Application of Neural Networks tested for returning soil samples from the surface of Mars
As we know, NASA's Perseverance rover continues its mission on Mars. It explores the planet's landscape, assesses its natural resources, and collects samples of Martian rocks and atmosphere, among other tasks.
Perseverance is equipped with a system for collecting and storing soil samples, which uses rotary percussion drilling technology. At the end of the rover's 2m robotic arm is a rotary percussion drill and a hollow borehole for simultaneous surface drilling and sampling. Perseverance is also equipped with 43 titanium tubes designed to store the samples, with five of them remaining empty for purity control purposes.
The collection of soil samples takes place in the Jezero Crater on Mars. Billions of years ago, this location was a lake, with a river flowing into the crater. The river brought sediment and formed a steep fan-shaped delta. It is assumed that valuable information about ancient Martian biology can be extracted from the rock deposits found here.
Perseverance drills into the selected sample, extracts material from it, places the sample in a container, and seals it securely. The rover collects two samples of each rock type. The idea is to leave one sample on board and discard the other for storage at specially marked locations within the Three Forks area inside the Jezero Crater. This will serve as a backup storage in case something happens to the rover and it is unable to deliver the containers.
The sample container itself is a special airtight titanium tube 15.24 cm (6 inches) long. Retrieving each container from within Perseverance takes over an hour, after which the rover carefully deposits the container in the sample storage zone on Mars.
NASA has a website for the sample collection, which displays the process of material collection and provides detailed information about each sample.
The coordinates of each drop-off point are recorded so that Perseverance can return to them if needed. The samples are stored in the open, spaced apart from each other.

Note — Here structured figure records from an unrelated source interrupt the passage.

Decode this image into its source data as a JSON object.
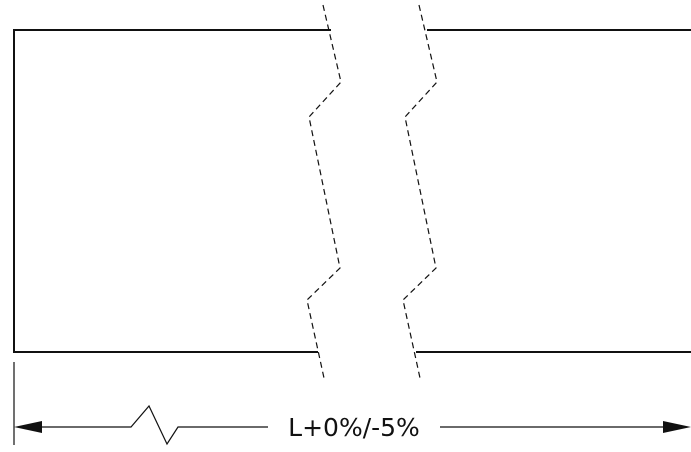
{
  "dimension": {
    "label": "L+0%/-5%"
  },
  "colors": {
    "line": "#111111",
    "background": "#ffffff"
  }
}
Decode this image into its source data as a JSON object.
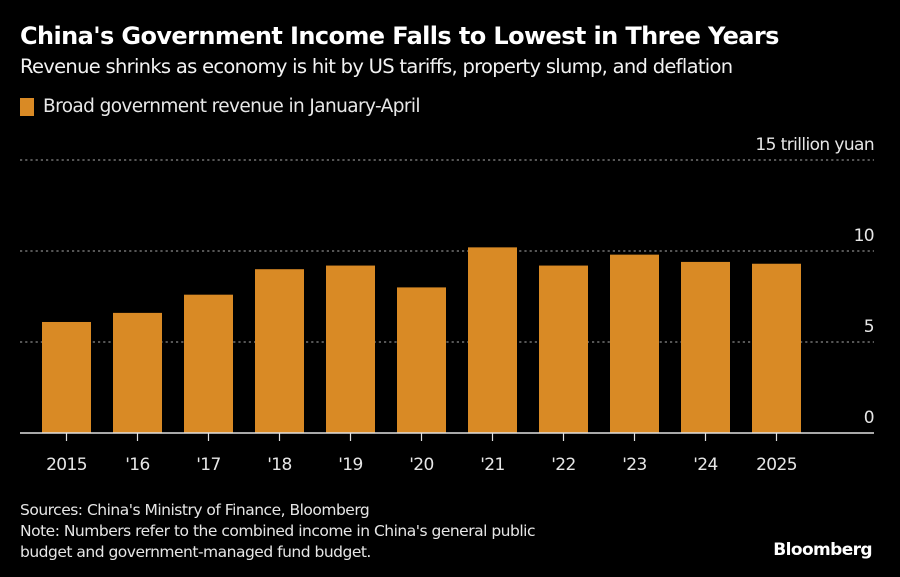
{
  "header": {
    "title": "China's Government Income Falls to Lowest in Three Years",
    "subtitle": "Revenue shrinks as economy is hit by US tariffs, property slump, and deflation"
  },
  "legend": {
    "label": "Broad government revenue in January-April",
    "color": "#D98A25"
  },
  "footer": {
    "sources": "Sources: China's Ministry of Finance, Bloomberg",
    "note_line1": "Note: Numbers refer to the combined income in China's general public",
    "note_line2": "budget and government-managed fund budget.",
    "logo": "Bloomberg"
  },
  "chart_data": {
    "type": "bar",
    "title": "China's Government Income Falls to Lowest in Three Years",
    "subtitle": "Revenue shrinks as economy is hit by US tariffs, property slump, and deflation",
    "xlabel": "",
    "ylabel": "trillion yuan",
    "categories": [
      "2015",
      "'16",
      "'17",
      "'18",
      "'19",
      "'20",
      "'21",
      "'22",
      "'23",
      "'24",
      "2025"
    ],
    "series": [
      {
        "name": "Broad government revenue in January-April",
        "color": "#D98A25",
        "values": [
          6.1,
          6.6,
          7.6,
          9.0,
          9.2,
          8.0,
          10.2,
          9.2,
          9.8,
          9.4,
          9.3
        ]
      }
    ],
    "ylim": [
      0,
      15
    ],
    "yticks": [
      0,
      5,
      10,
      15
    ],
    "ytick_labels": [
      "0",
      "5",
      "10",
      "15 trillion yuan"
    ],
    "y_axis_side": "right",
    "grid": true,
    "grid_style": "dotted",
    "legend_position": "top-left",
    "background": "#000000"
  }
}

The placement points were specifically chosen to allow easy retrieval by the robotic arm of the rover or by a future mission, potentially by helicopters, in case the rover malfunctions.
Returning samples from Mars to Earth is considered to be the most complex campaign of robotic space exploration ever undertaken. The Sample Fetch Rover, developed as a joint mission of the European Space Agency (ESA) and Roscosmos, was intended to be part of this campaign. However, Russia's invasion of Ukraine led to the cancellation of the program. ESA refused to launch the project on a Soyuz rocket. The mission was put on hold. Nevertheless, the underlying technology remains crucial for the Mars Sample Return Campaign.
Laura Bielenberg, an ESA graduate trainee, is working on an experimental setup called Rabbit (RAS Bread Boarding In-house Testbed). Here, an exact replica of the collection system that was supposed to be part of ESA Sample Fetch Rover is being reproduced. The sample transfer arm is still needed to load the titanium tubes with Martian samples and transport them to Earth. The robotic arm of ESA will collect them from the Perseverance rover and, possibly, from sample recovery helicopters as backup.
The work is being carried out at the Mars Yard test site, which is part of ESA's Planetary Robotics Laboratory at ESA ESTEC technical center in Noordwijk, Netherlands. Here, the Martian rocky landscape is accurately recreated.
Laura leaves copies of the titanium tubes for samples on the surface of the test site near the metal structure with the robotic arm and explores strategies for their collection, from autonomous detection to estimating the position of the sample tubes on Mars.
To detect tubes and estimate their position and orientation, the team of scientists uses not only cameras and sensors, but also neural networks. The neural network algorithm was developed in collaboration with Katholieke Universiteit Leuven in Belgium.
The tube collection setup is equipped with a navigation camera installed on top of the structure. The neural network receives images from this camera and searches for the titanium tubes in them. It also identifies points in the image to assess the position of the tube on the surface.
The team attempted to recreate the Martian environment, simulating similar lighting and landscape conditions. A mixture of direct and indirect lighting was designed, and imitation of different types of terrain was achieved by combining sand, pebbles and stones. All these actions were taken to improve the quality of neural network training.
The goal of the mission is to deliver samples from Mars to Earth. The data obtained from these samples and the technologies developed as part of Mars exploration programs, will one day help humanity to unravel the mysteries of the Red Planet.